The Yomiuri Shimbun has just released the results of its latest public opinion poll. Questions included “Do you support the DPJ”, and “who is the most suitable as Prime Minister.” Even though the DPJ (together with its coalition partners) holds a super-majority in Diet, and is therefore theoretically in a position to push through any and all reforms it sees fit, slipping popular support threatens to undermine the psychological basis for successful political leadership. Recall that former PM Koizumi’s ability to go over the head of his own party and directly appeal to the Japanese people was crucial to allowing his reforms to be successfully passed. Thus, the answers to the current polling questions are important in charting where the DPJ goes from here. The chart below summarizes the last six months; the blue line is “do not support Hatayama Cabinet.”



As you can see, the DPJ has fallen from a high of 75% support (red) to 33% and the blue line of “do not support” has gone from 17% to 56% - implying that most Japanese have gone from optimism to pessimism about this administration (see also here). That was certainly the feeling on the ground last month, but why?

The poll result supports Tobias Harris’s argument that the problem with the DPJ and its popularity is Hatoyama himself. In response to the question, “who is the most suitable as Prime Minister?”, Hatoyama name comes not first, but sixth. Indeed, even more bitterly for the DPJ, the opposition LDP Masazoe Yoichi comes first at 29%. This result gives Masazoe further ammunition in his struggle to become Leader of the Opposition against the incumbent Tanigaki. Hatayama even scored lower than his Foreign Minister Okada, Transport Minister Maehara, and Deputy Minister Kan but none exceeded 10% approval in any case.

There are various causes of this decline, but management of the Global Financial crisis seems not to be one of them. Rather domestic issues such as the corruption scandals plaguing the DPJ (focused mostly on Ozawa but Hatayama himself is also under scrutiny) are center stage. Problems relating to the relocation of the US military base at Futenma are also important, as is postal savings reform.
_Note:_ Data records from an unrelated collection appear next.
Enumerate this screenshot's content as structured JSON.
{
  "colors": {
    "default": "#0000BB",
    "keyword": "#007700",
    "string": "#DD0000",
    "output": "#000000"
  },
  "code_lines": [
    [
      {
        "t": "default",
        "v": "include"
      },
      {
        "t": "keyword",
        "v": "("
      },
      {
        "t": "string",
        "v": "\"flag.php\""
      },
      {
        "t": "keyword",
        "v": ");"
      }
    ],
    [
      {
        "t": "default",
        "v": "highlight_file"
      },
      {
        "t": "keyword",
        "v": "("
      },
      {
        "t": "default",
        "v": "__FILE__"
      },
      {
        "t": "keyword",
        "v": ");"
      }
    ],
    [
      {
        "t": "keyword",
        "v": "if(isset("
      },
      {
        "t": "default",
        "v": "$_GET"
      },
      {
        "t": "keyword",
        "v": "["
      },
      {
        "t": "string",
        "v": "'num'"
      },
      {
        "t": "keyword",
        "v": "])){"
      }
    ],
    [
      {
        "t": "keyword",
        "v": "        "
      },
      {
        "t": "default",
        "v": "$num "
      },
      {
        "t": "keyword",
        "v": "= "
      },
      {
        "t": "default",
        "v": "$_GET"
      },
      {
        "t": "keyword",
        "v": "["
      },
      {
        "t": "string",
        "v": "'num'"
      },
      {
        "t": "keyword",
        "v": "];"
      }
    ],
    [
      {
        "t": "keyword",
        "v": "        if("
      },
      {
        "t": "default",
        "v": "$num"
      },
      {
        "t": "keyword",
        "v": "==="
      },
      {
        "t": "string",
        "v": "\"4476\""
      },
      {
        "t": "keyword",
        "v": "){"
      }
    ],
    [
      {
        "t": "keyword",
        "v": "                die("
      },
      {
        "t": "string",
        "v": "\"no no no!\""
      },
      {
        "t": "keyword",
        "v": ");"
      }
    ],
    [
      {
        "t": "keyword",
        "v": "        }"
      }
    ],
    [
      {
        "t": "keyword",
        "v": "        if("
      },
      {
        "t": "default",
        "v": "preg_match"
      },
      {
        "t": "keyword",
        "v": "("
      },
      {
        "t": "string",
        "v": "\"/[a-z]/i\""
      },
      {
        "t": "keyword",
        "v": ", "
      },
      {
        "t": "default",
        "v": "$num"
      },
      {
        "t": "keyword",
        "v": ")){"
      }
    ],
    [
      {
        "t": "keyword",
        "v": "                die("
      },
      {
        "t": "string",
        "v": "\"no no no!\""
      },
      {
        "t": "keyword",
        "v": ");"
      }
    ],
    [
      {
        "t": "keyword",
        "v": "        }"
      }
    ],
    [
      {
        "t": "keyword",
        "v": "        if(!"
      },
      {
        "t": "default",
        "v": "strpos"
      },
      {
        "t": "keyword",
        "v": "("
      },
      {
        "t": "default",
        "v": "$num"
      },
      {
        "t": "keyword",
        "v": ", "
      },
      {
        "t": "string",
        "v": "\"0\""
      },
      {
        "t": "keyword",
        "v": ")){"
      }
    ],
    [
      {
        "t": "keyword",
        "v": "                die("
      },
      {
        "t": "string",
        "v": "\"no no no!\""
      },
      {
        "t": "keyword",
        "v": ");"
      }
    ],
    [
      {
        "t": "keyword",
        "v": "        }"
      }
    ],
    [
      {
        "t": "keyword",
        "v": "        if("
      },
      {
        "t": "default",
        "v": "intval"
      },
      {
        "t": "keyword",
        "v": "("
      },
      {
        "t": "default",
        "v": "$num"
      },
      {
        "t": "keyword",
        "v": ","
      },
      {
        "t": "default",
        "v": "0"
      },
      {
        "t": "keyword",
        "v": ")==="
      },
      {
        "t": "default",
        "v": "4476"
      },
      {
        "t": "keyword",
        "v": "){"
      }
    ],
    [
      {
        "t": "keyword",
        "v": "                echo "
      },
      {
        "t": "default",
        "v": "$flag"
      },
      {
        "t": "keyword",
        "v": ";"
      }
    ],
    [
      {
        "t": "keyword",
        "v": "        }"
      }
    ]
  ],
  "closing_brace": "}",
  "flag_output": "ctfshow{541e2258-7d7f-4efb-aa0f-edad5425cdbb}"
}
But overall the problem is a lack of “getting things done” – indeed 44% of Japanese cited this as the biggest problem of the Hatoyama administration. So rather than focusing on a project such as the East Asian Community which may or may not “succeed” (and how to even measure that), Hatayama’s next few months ought to focus on getting a clear success. Given his domestic situation, there are opportunities and risks for other countries wishing to cooperate with Japan, but overall Japan’s biggest contribution to East Asia will be to get its ship back in order.